The studio is not where Wills’ began his molting process to arrive at these enchanted illuminated fields of motionless liquid. His artistic journey began in the throws of his former career as talent manager, his canvas, a Roman vomitorium of Hollywood egos and excess. Wills, el maestro, glibly conducted this band of wreckage into cacophonous symphony in at least the ears of this community. In the peak of his success, Wills invited me to his studio/garage with the promise of a revelation. He informed me that he was abruptly leaving this world to pursue being a painter. He flung open the doors and I was confronted with the visual equivalent of the world he was exiting; paintings attacked by a man on a mission, earnest, energetic, charismatic even, human in their vulnerability and ultimately brash. Then began/continued the elimination process at an accelerated pace.

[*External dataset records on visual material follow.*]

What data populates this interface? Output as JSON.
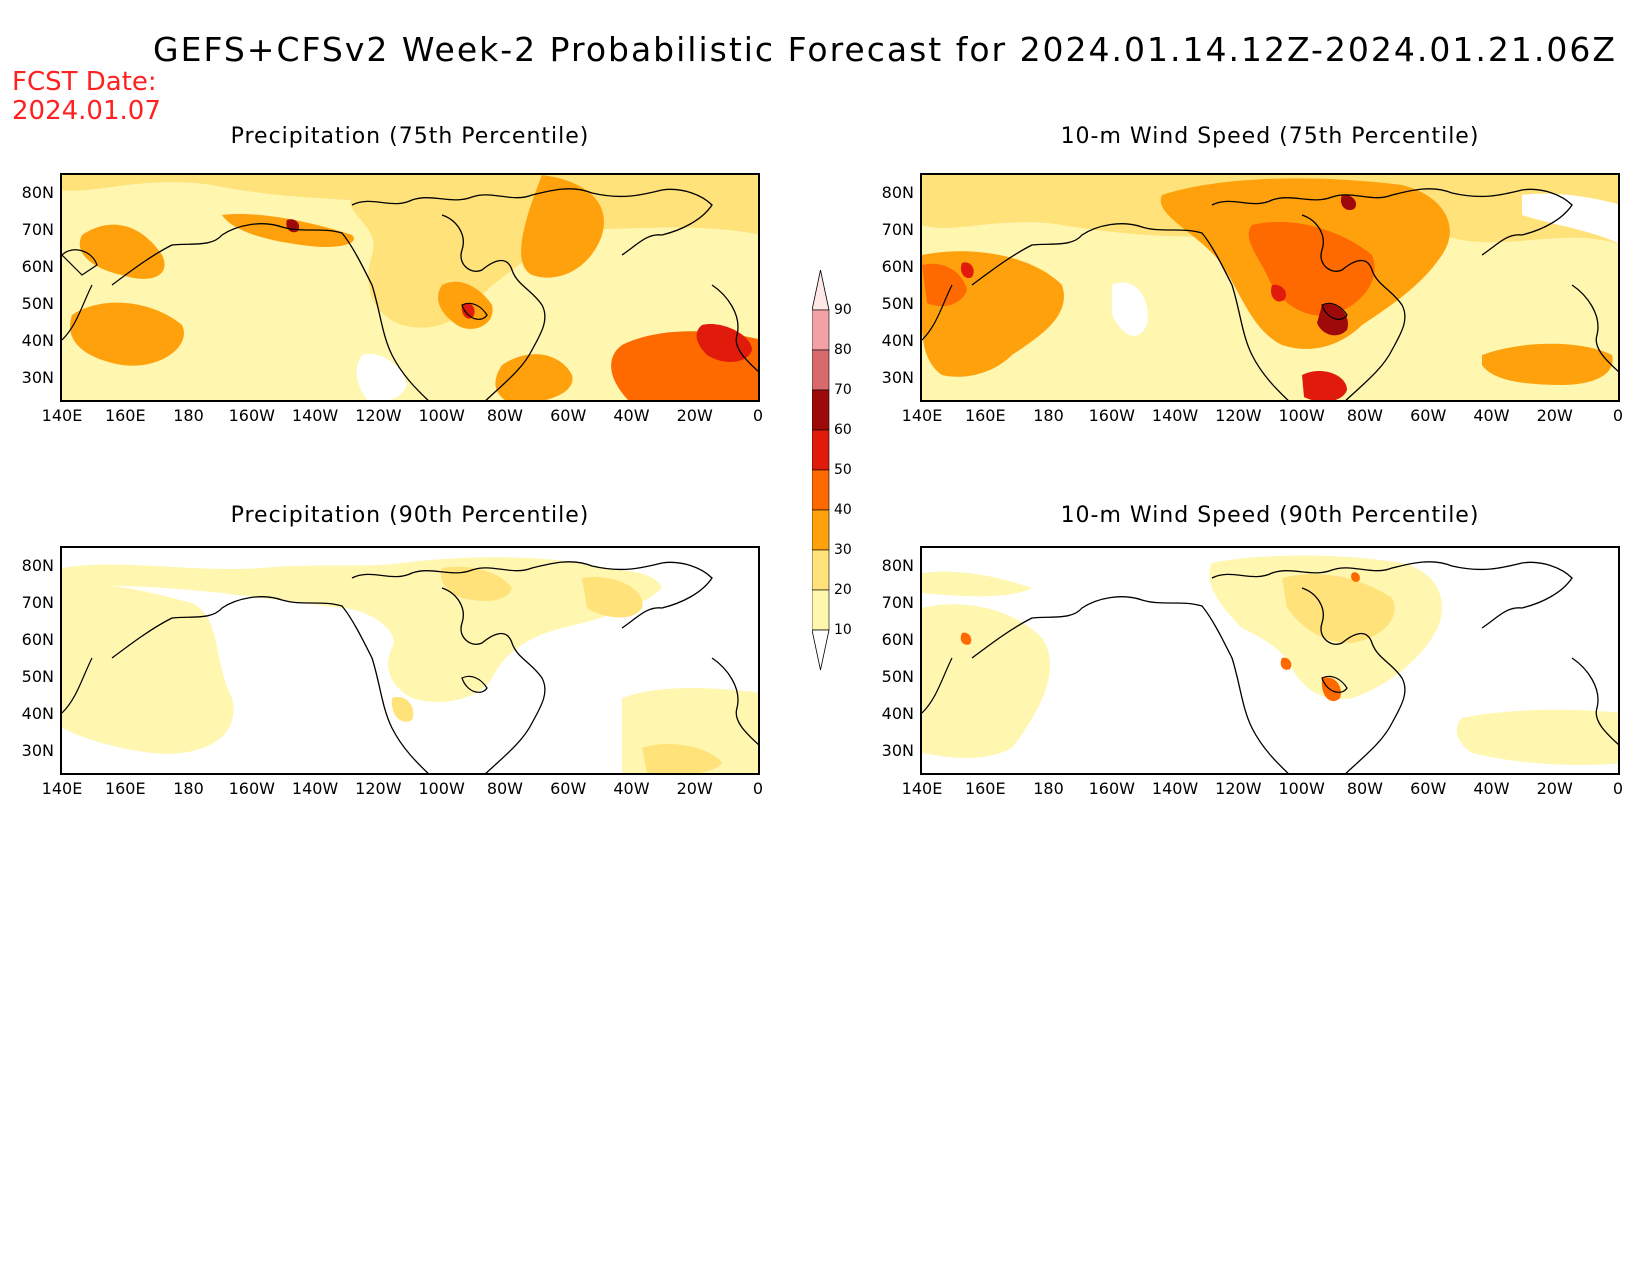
{
  "header": {
    "title": "GEFS+CFSv2 Week-2 Probabilistic Forecast for 2024.01.14.12Z-2024.01.21.06Z",
    "fcst_line1": "FCST Date:",
    "fcst_line2": "2024.01.07"
  },
  "panels": [
    {
      "id": "precip75",
      "title": "Precipitation (75th Percentile)"
    },
    {
      "id": "wind75",
      "title": "10-m Wind Speed (75th Percentile)"
    },
    {
      "id": "precip90",
      "title": "Precipitation (90th Percentile)"
    },
    {
      "id": "wind90",
      "title": "10-m Wind Speed (90th Percentile)"
    }
  ],
  "axes": {
    "lat_labels": [
      "80N",
      "70N",
      "60N",
      "50N",
      "40N",
      "30N"
    ],
    "lon_labels": [
      "140E",
      "160E",
      "180",
      "160W",
      "140W",
      "120W",
      "100W",
      "80W",
      "60W",
      "40W",
      "20W",
      "0"
    ]
  },
  "colorbar": {
    "labels": [
      "90",
      "80",
      "70",
      "60",
      "50",
      "40",
      "30",
      "20",
      "10"
    ],
    "colors": [
      "#fde7e7",
      "#f2a2a6",
      "#d86a6e",
      "#9e0a0a",
      "#e01b0b",
      "#ff6a00",
      "#ffa10d",
      "#ffe27a",
      "#fff6b0"
    ]
  }
}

The way the seduction of the “important” gesture gives way to the hangover of feelings that this mode of creation weighed down by history, becomes garish and self-indulgent, the artist begins a purging process, eliminating all but the bare essentials; the mission, identifying what those essentials are.

First giving up the paintbrush, Wills began to use unconventional materials as his primary mark-making tool. Dental floss, vinyl tape and string are used to painstakingly layered constructions that seem to be in constant flux. At the heart of the work is the artist’s interest in optics and the way the brain registers color, movement and spatial relationships. As the eye is drawn across the lines that argue and agree, the illusion of movement and depth is induced as perception is altered. When viewed from a distance, surfaces morph into shimmering fields of color hovering in an unidentifiable space. The work displays an obsessive dedication to process. The paintings’ intense detail, repetition and variation evoke a meditation on the act of production. 

In loosening the composition in this newest body of work, Wills’ has ultimately arrived at a visual language that embraces the legacy of the minimalists ideology indigenous to Southern California, even tracking a transition from the expressionistic to clinging only to the ingredients that support the ephemeral realization of beauty. Unlike East Coast dogma, these Californians don’t apologize for beauty, but celebrate it.

Wills’ formal structures literally are held together by thread—colored thread, that double as modernist composition; grids, zips, horizons. Wills’ surfaces, similar to John McCracken, are a complex layered cake of varnishes and pigments encasing the threads that form his compositions all built up through a laborious process of sanding and building back up. The narcissist could easily be distracted by their reflection in his vibrant pallet, one’s complexion basked in infra reds and blues. Wills’ most radical, almost subversive work removes the background of pigment to let the intrinsic beauty of the grain and tint of wood work its alchemy; the discreet pigment of thread a quiet ocular transformation of the field of timber.

Wills is a graduate of Denison and Harvard Universities. His work has been included in numerous exhibitions in the US and abroad. Recent shows include Swell Art 1950-2010, Metro Pictures, Nyehaus, Friedrich Petzel, NY, String Theory, The Happy Lion, Los Angeles, Themes and Variations at the Torrance Art Museum, CA, Made in California, Selected Works from the Frederick R. Weisman Foundation, Los Angeles, and Consequence at Museum 52 in London. Brian Wills lives and works in Los Angeles.